Para Safra (1999), quando se coloca uma caixa de ludo diante de uma criança, primeiramente é preciso observar se ela pode brincar, se existe a possibilidade de ela criar algo ali, com aqueles brinquedos. Para que a criança “possa escolher um objeto, possa pegar um objeto que lhe é oferecido, ela precisa ter o gesto espontâneo” (SAFRA, 1999, vídeo-aula), pela emergência do impulso criativo. É por isso que Winnicott diz que, se a criança não brinca, antes de trabalhar com ela, o adulto a seu lado precisa possibilitar que ela chegue à capacidade de brincar; precisa acompanhá-la o suficiente para que os objetos do mundo possam ser criados por um gesto constitutivo seu.
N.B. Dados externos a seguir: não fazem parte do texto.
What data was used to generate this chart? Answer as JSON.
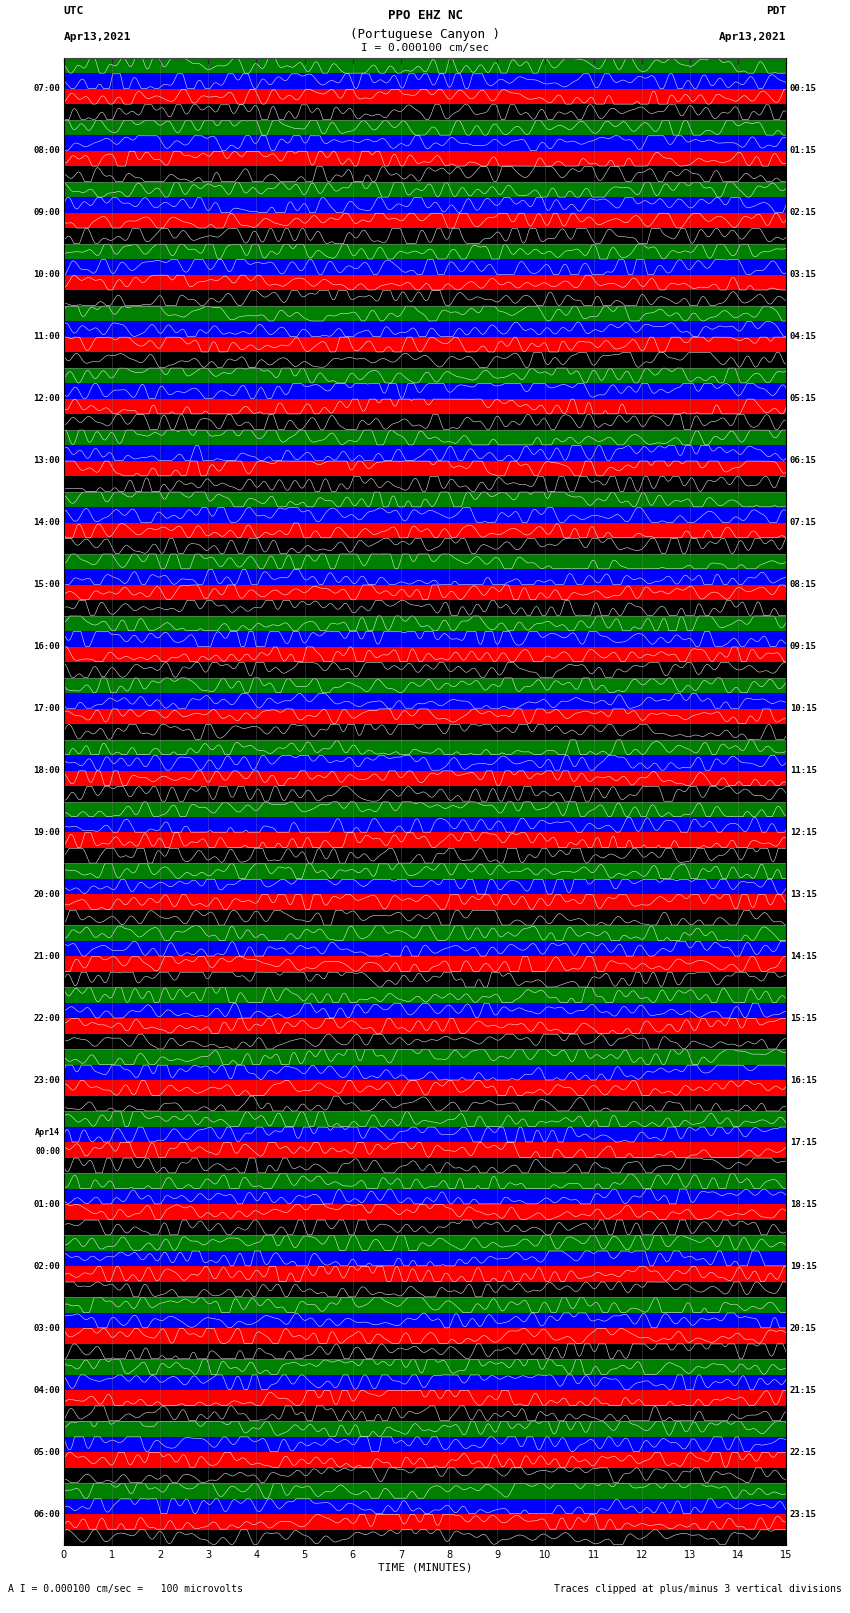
{
  "title_line1": "PPO EHZ NC",
  "title_line2": "(Portuguese Canyon )",
  "title_line3": "I = 0.000100 cm/sec",
  "left_header_line1": "UTC",
  "left_header_line2": "Apr13,2021",
  "right_header_line1": "PDT",
  "right_header_line2": "Apr13,2021",
  "xlabel": "TIME (MINUTES)",
  "footer_left": "A I = 0.000100 cm/sec =   100 microvolts",
  "footer_right": "Traces clipped at plus/minus 3 vertical divisions",
  "utc_labels": [
    "07:00",
    "08:00",
    "09:00",
    "10:00",
    "11:00",
    "12:00",
    "13:00",
    "14:00",
    "15:00",
    "16:00",
    "17:00",
    "18:00",
    "19:00",
    "20:00",
    "21:00",
    "22:00",
    "23:00",
    "Apr14\n00:00",
    "01:00",
    "02:00",
    "03:00",
    "04:00",
    "05:00",
    "06:00"
  ],
  "pdt_labels": [
    "00:15",
    "01:15",
    "02:15",
    "03:15",
    "04:15",
    "05:15",
    "06:15",
    "07:15",
    "08:15",
    "09:15",
    "10:15",
    "11:15",
    "12:15",
    "13:15",
    "14:15",
    "15:15",
    "16:15",
    "17:15",
    "18:15",
    "19:15",
    "20:15",
    "21:15",
    "22:15",
    "23:15"
  ],
  "n_rows": 24,
  "n_traces_per_row": 4,
  "trace_colors": [
    "black",
    "red",
    "blue",
    "green"
  ],
  "bg_color": "white",
  "xlim": [
    0,
    15
  ],
  "xticks": [
    0,
    1,
    2,
    3,
    4,
    5,
    6,
    7,
    8,
    9,
    10,
    11,
    12,
    13,
    14,
    15
  ],
  "seed": 42
}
Archangelo (2007) propõe o processo de parroting19. Diante da incapacidade de

aprender, o professor pode recolher os fragmentos de experiência da criança, reapresentando-os com algum senso de unidade, para que ela o apreenda como algo mais do que pedaços dispersos e sem sentido. O parroting envolve o “estar com” a criança, o “fazer com” ela, mas também o “fazer por” ela nas ocasiões em que só sobram cacos ou um vazio de sua experiência. Na sala de aula, isso significa que o professor não deverá abandonar o aluno diante de suas atividades, mas ajudá-lo a fazer e, em determinados momentos, até fazer por ele, para que o aluno possa ver sua dificuldade reconhecida e legitimada. Assim, uma produção que pertence a si ganha forma pelas mãos do professor.

Acredito que a escola também possa propiciar um espaço para o brincar. Ela deve se preocupar com a criança que não consegue brincar nem aprender, e, mais amplamente, deve oferecer uma atividade que estrutura o desenvolvimento cognitivo e o bem estar psíquico das crianças, o brincar. O brincar desenvolve o sentimento de pertença, pois possibilita à criança fazer algo que não seja apenas da ordem da produção, da demonstração de resultados esperados, mas um fazer da ordem do existir, um fazer no interior do qual se descobre a capacidade para criar, para machucar, para restaurar danos causados. O brincar aparece como algo possível de ser realizado. Mesmo que, no ensino fundamental, espera-se que as realizações sejam especializadas e aperfeiçoadas, seu cenário ainda é constitutivo da infância, ou seja, de um período do qual faz parte o brincar. Ainda que o brincar, à primeira vista, seja visto como inútil aos fins da instituição escolar, a atividade pode portar qualidades inestimáveis: retroalimentar o desenvolvimento emocional e intelectual que já esteja em curso favorável, ou retomar o desenvolvimento emocional estancado, que impeça o bom funcionamento do intelecto.

À medida que a escola oferecer um ambiente para brincar, um meio no qual o holding possa se desenrolar, poderá suprir, enquanto instituição social de educação, o holding que a instituição familiar eventualmente falhou em prover20. Pela intervenção de um adulto que conheça a dinâmica do desenvolvimento emocional, os processos de maturação e as provisões ambientais necessárias, a escola pode oferecer condições para que a linguagem da criança flua e seja parte significativa do processo de ensino-aprendizagem.